Dolan: Yeah. I had seen Hazel in a short film. Char is a character with a lot of internal performance, she doesn’t speak out loud her feelings, so you need someone who can emote that. So I had seen Hazel in a short film where she had a character who was similar in that way, and I felt she would be perfect. She is really into Wiccan and Paganism and stuff, so when she read the script, she really wanted to do the movie. She was reading our Tarot cards on set, which was fun.
MF: What were you looking for in terms of the village, and how did you choose where to film?
Dolan: I’m from some of the areas that are in the film, sort of north Dublin. It’s suburban, but very close to the city so it feels quite urban a lot of the time. I felt like in folk horror that I had seen and Irish folk stories, it was always like they move to a cottage in a rural forest and then they anger the things in the woods. Having grown up just outside the city, I found that my family were all really superstitious and always told these stories, but we’d be in a housing estate with a lot of houses around us. I wanted to see a story in that setting. So a lot of the locations were places where I used to walk home from school or where my friend’s house was growing up. It was nice to be in such a familiar setting.

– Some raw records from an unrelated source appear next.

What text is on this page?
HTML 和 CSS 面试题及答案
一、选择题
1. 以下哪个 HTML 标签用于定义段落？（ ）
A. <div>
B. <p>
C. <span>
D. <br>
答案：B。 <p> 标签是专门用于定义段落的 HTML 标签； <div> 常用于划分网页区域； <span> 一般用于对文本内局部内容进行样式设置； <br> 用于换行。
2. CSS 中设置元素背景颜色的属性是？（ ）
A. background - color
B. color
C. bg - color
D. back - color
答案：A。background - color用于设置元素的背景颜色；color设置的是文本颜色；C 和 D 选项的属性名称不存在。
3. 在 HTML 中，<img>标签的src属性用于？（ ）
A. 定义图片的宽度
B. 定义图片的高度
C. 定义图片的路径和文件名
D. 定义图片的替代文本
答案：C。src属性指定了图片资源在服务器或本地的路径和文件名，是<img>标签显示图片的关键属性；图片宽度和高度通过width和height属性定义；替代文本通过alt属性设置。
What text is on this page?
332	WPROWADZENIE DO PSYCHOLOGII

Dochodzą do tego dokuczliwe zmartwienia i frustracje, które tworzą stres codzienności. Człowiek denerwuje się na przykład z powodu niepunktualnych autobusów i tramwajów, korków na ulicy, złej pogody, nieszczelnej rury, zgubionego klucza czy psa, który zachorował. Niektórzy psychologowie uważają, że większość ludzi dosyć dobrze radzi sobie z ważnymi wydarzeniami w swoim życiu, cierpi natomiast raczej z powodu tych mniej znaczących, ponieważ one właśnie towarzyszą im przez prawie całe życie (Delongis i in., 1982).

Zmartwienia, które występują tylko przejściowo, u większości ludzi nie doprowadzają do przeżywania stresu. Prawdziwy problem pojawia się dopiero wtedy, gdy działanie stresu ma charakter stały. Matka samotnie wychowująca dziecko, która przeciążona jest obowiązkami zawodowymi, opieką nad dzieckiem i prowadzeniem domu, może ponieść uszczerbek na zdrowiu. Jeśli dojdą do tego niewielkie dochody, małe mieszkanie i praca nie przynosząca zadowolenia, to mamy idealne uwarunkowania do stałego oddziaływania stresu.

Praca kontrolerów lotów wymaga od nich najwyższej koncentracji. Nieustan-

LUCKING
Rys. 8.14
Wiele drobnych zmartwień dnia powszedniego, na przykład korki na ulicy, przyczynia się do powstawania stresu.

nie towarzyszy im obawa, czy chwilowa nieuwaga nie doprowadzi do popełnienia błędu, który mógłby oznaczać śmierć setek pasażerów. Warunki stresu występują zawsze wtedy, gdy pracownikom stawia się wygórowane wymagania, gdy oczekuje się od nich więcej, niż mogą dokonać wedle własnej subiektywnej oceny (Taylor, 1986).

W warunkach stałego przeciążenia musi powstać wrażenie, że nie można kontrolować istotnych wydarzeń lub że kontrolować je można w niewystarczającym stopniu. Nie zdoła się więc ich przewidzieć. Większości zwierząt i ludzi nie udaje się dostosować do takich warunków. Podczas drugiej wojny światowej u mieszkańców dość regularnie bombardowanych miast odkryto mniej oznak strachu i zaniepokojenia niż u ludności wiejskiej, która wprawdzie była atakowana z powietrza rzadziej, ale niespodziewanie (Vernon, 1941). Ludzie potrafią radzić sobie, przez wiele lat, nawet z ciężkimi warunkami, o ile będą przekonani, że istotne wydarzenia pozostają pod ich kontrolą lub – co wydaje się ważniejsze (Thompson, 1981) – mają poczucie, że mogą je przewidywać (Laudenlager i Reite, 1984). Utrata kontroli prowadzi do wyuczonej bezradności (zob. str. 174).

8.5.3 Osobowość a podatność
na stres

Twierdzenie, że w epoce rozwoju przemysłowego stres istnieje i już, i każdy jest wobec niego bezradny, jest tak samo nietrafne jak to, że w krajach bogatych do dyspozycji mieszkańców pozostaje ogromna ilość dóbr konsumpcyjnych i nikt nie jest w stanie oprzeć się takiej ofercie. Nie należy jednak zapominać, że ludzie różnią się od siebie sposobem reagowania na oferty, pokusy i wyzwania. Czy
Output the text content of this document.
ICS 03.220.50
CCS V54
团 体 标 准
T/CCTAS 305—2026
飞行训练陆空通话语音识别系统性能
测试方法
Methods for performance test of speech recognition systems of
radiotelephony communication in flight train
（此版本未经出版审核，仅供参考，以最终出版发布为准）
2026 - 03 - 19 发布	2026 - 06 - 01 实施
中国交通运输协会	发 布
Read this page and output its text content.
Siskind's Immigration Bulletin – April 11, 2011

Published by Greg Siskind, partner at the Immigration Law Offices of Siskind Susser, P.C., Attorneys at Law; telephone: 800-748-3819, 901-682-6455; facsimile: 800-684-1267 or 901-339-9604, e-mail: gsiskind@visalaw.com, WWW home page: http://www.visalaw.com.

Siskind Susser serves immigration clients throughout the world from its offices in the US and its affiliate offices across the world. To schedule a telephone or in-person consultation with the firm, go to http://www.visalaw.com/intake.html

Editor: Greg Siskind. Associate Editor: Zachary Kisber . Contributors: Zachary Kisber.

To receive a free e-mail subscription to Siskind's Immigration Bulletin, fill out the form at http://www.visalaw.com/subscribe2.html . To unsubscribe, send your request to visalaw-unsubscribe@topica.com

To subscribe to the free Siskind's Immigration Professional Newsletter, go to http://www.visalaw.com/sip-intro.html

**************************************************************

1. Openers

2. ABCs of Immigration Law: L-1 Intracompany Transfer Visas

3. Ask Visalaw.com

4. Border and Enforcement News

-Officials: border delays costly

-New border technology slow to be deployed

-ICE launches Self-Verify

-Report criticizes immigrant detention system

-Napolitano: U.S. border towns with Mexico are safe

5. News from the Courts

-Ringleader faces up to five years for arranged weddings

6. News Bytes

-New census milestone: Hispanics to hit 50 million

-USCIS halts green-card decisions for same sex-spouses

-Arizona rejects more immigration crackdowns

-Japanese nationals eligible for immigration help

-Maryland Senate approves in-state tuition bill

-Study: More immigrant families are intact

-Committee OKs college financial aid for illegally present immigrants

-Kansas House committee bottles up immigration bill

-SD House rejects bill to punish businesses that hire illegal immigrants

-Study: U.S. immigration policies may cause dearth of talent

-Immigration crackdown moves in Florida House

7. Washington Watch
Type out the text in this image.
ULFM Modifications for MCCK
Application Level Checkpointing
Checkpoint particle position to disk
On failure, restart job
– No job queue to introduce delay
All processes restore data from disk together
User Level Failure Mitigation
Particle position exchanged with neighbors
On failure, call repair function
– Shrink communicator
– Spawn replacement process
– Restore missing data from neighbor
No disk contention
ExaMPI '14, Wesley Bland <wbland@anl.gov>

MF: What was it like shooting during COVID?
Dolan: For COVID, it was really tricky. We shot during a second lockdown, so right before we shot, a lot of our locations pulled out. So we had to find new ones while we were shooting sometimes, which was quite stressful.
MF: Did you have any specific lenses that you used to capture the haziness of the area?
Dolan: Our D.P. Narayan Van Maele had a set of Cooke S2 lenses, which are a little bit older, so they have a more soft, vintage look to them. We just had those because we didn’t really have the money to be renting anything special. It was just what he had, but it was lucky because his lenses were perfect for the story. The production designer Lauren Kelly did a lot to diffuse the light in a very natural way at a lot of the locations, which added to it as well.
MF: What do you hope viewers take away from the film at the end?
Dolan: Obviously, I want people to enjoy it and feel scared and excited, and have enjoyed their trip to the cinema in that way. But, it’s quite a personal story, so if people connect to it or emotionally react to it in a way that maybe touches something a bit deeper than just seeing a scary movie in the cinema, that would be amazing.
MF: Can you recommend another film directed by a woman for readers to seek out?
Dolan: I went to see Nia DaCosta’s ‘Candyman’ the other day. I really enjoyed that. One of my favorite movies directed by a woman is ‘American Psycho’ by Mary Harron. I think it’s fascinating that a movie made at that time can still have so much to say. It’s still really relevant. It’s quite dark and violent, but also can be very humorous. It was way ahead of its time in a way. It can be enjoyed at any era because there is so much you can draw from it thematically. That’s one of my favorite movies. And ‘Near Dark’ by Kathryn Bigelow. Oh, and ‘Blow The Man Down’ directed by Bridget Savage Cole and Danielle Krudy was one of my favorites last year! I love that movie. A great film that showcases women supporting women.
'You Are Not My Mother' is part of the Midnight Madness series at the Toronto International Film Festival. TIFF's digital screenings of the movie are scheduled on September 13th and 15th.